The former Border Patrol chief is warning that President Biden’s mishandling of the surge of illegal immigrants at the southern border has caused more than a humanitarian crisis — it’s also created a national security threat because of the number of known or suspected terrorists crossing into the US.
“Over and over again, I see other people talk about our mission, your mission, and the context of it being immigration or the current crisis today being an immigration crisis,” Rodney Scott said in a video message to his agents before retiring on Aug. 14, which was obtained by the Washington Examiner.
“I firmly believe that it is a national security crisis. Immigration is just a subcomponent of it, and right now, it’s just a cover for massive amounts of smuggling going across the southwest border — to include TSDBs at a level we have never seen before. That’s a real threat,” Scott said, referring to the FBI’s Terrorist Screening Database.
Scott, who was pushed aside by Biden in June after serving as the head of Border Patrol since 2020, urged the agents to remain vigilant.
“Your peers or you are taking criminals, pedophiles, rapists, murderers, and like I said before, even TSDB alerts off the streets and keeping them safe from [sic] America,” he said.
“Even if we processed several thousand migrants that day and even if thousands of them were allowed into the U.S., you still took those threats off the street, and I think that’s worth it. So please don’t ever undersell how important your mission is,” Scott continued.
Customs and Border Protection officials told Congress in March that four people — three from Yemen and one from Syria — on the terror watchlist had been arrested at the border since Oct. 1.
In the past two previous fiscal years, fewer than four people on the watchlist were busted at the border. Six people from Yemen and Bangladesh were arrested in fiscal year 2018.
Republican lawmakers have warned that terrorists are blending in with the thousands of illegal immigrants coming through Central America and Mexico to slip into the country.
“Individuals that they have on the watchlist for terrorism are now starting to exploit the southern border,” Rep. John Katko (R-NY) said during a trip to the border in March. “We need to wake up.”
In July, border officials stopped 212,672 illegal immigrants trying to cross into the US — the highest total in 21 years.

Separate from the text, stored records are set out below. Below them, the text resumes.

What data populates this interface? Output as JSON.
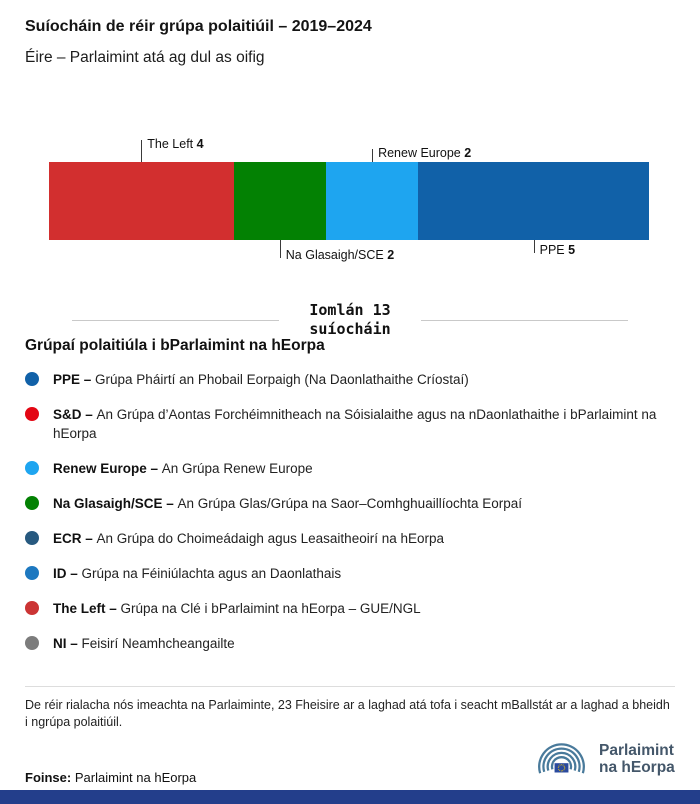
{
  "header": {
    "title": "Suíocháin de réir grúpa polaitiúil – 2019–2024",
    "subtitle": "Éire – Parlaimint atá ag dul as oifig"
  },
  "chart_data": {
    "type": "bar",
    "title": "Suíocháin de réir grúpa polaitiúil – 2019–2024",
    "subtitle": "Éire – Parlaimint atá ag dul as oifig",
    "orientation": "horizontal-stacked",
    "total": 13,
    "total_line1": "Iomlán 13",
    "total_line2": "suíocháin",
    "segments": [
      {
        "name": "The Left",
        "value": 4,
        "color": "#d22f2f",
        "label_position": "above",
        "line_length": 22
      },
      {
        "name": "Na Glasaigh/SCE",
        "value": 2,
        "color": "#038103",
        "label_position": "below",
        "line_length": 18
      },
      {
        "name": "Renew Europe",
        "value": 2,
        "color": "#1ea5f0",
        "label_position": "above",
        "line_length": 13
      },
      {
        "name": "PPE",
        "value": 5,
        "color": "#1161a8",
        "label_position": "below",
        "line_length": 13
      }
    ]
  },
  "legend": {
    "heading": "Grúpaí polaitiúla i bParlaimint na hEorpa",
    "items": [
      {
        "label": "PPE –",
        "description": "Grúpa Pháirtí an Phobail Eorpaigh (Na Daonlathaithe Críostaí)",
        "color": "#1161a8"
      },
      {
        "label": "S&D –",
        "description": "An Grúpa d’Aontas Forchéimnitheach na Sóisialaithe agus na nDaonlathaithe i bParlaimint na hEorpa",
        "color": "#e30613"
      },
      {
        "label": "Renew Europe –",
        "description": "An Grúpa Renew Europe",
        "color": "#1ea5f0"
      },
      {
        "label": "Na Glasaigh/SCE –",
        "description": "An Grúpa Glas/Grúpa na Saor–Comhghuaillíochta Eorpaí",
        "color": "#038103"
      },
      {
        "label": "ECR –",
        "description": "An Grúpa do Choimeádaigh agus Leasaitheoirí na hEorpa",
        "color": "#27597f"
      },
      {
        "label": "ID –",
        "description": "Grúpa na Féiniúlachta agus an Daonlathais",
        "color": "#1d78c0"
      },
      {
        "label": "The Left –",
        "description": "Grúpa na Clé i bParlaimint na hEorpa – GUE/NGL",
        "color": "#cb3434"
      },
      {
        "label": "NI –",
        "description": "Feisirí Neamhcheangailte",
        "color": "#7c7c7c"
      }
    ]
  },
  "footer": {
    "note": "De réir rialacha nós imeachta na Parlaiminte, 23 Fheisire ar a laghad atá tofa i seacht mBallstát ar a laghad a bheidh i ngrúpa polaitiúil.",
    "source_label": "Foinse:",
    "source_value": "Parlaimint na hEorpa",
    "logo_icon": "hemicycle-icon",
    "logo_line1": "Parlaimint",
    "logo_line2": "na hEorpa"
  },
  "colors": {
    "bottom_bar": "#233e8b",
    "logo_arcs": "#497a9b",
    "eu_flag_blue": "#2a4a9e",
    "eu_flag_stars": "#ffcf00",
    "wordmark": "#44576a"
  }
}
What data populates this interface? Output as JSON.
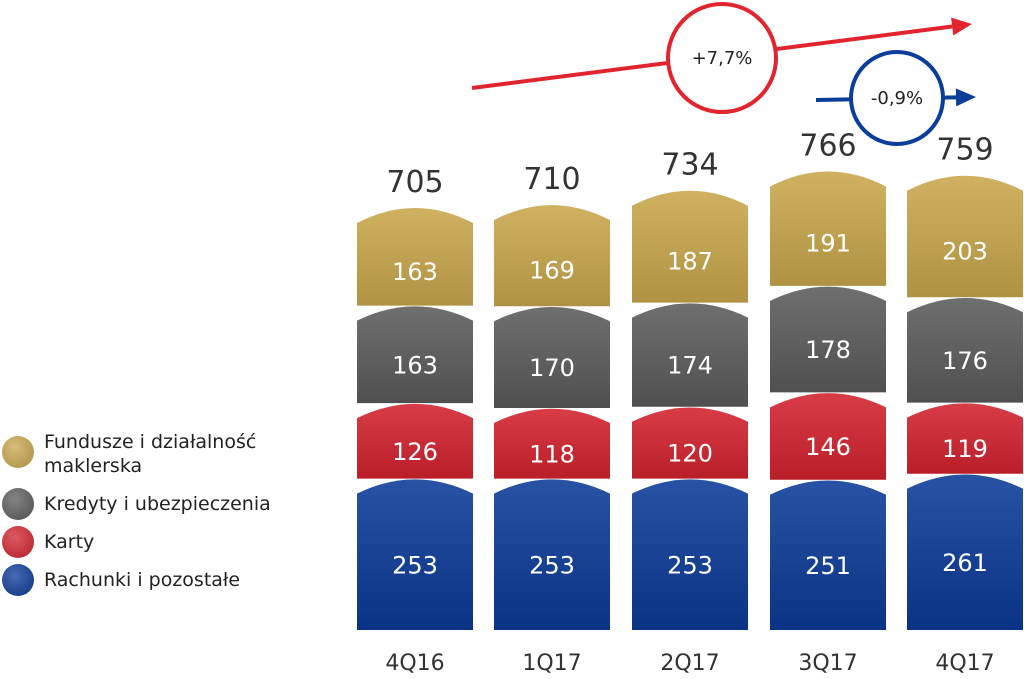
{
  "chart_data": {
    "type": "bar",
    "stacked": true,
    "categories": [
      "4Q16",
      "1Q17",
      "2Q17",
      "3Q17",
      "4Q17"
    ],
    "totals": [
      705,
      710,
      734,
      766,
      759
    ],
    "series": [
      {
        "name": "Rachunki i pozostałe",
        "color": "#0b3a97",
        "values": [
          253,
          253,
          253,
          251,
          261
        ]
      },
      {
        "name": "Karty",
        "color": "#d3222e",
        "values": [
          126,
          118,
          120,
          146,
          119
        ]
      },
      {
        "name": "Kredyty i ubezpieczenia",
        "color": "#5b5b5b",
        "values": [
          163,
          170,
          174,
          178,
          176
        ]
      },
      {
        "name": "Fundusze i działalność maklerska",
        "color": "#c8a64c",
        "values": [
          163,
          169,
          187,
          191,
          203
        ]
      }
    ],
    "annotations": [
      {
        "label": "+7,7%",
        "color": "#e2242f",
        "from": "4Q16",
        "to": "4Q17"
      },
      {
        "label": "-0,9%",
        "color": "#0b3d9a",
        "from": "3Q17",
        "to": "4Q17"
      }
    ],
    "ylim": [
      0,
      800
    ],
    "grid": false,
    "legend": "left"
  }
}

CBP also reported that there have been more than 1.1 million illegal border crossings already this year.
A press release about the arrest of two Yemeni nationals on the terror watch list was deleted from the CBP website earlier this year.
A spokesman told The Post that it had been removed because it had not been properly reviewed for “information related to national security.”
The agency did not provide data about terrorist arrests when asked by the Washington Examiner, saying people stopped at the border undergo multiple screenings.
“While encounters of known and suspected terrorists at our borders are very uncommon, they underscore the importance of the critical work our agents carry out on a daily basis to vet all individuals encountered at our borders,” a CBP spokesperson wrote in an email.
“DHS works with our international partners to share intelligence and other information, including to prevent individuals on the terrorist watchlist from entering the United States,” the official wrote. “CBP adjudicates individuals encountered at and between our ports of entry against several classified and unclassified databases to determine if they pose a threat to national security, consistent with the law.”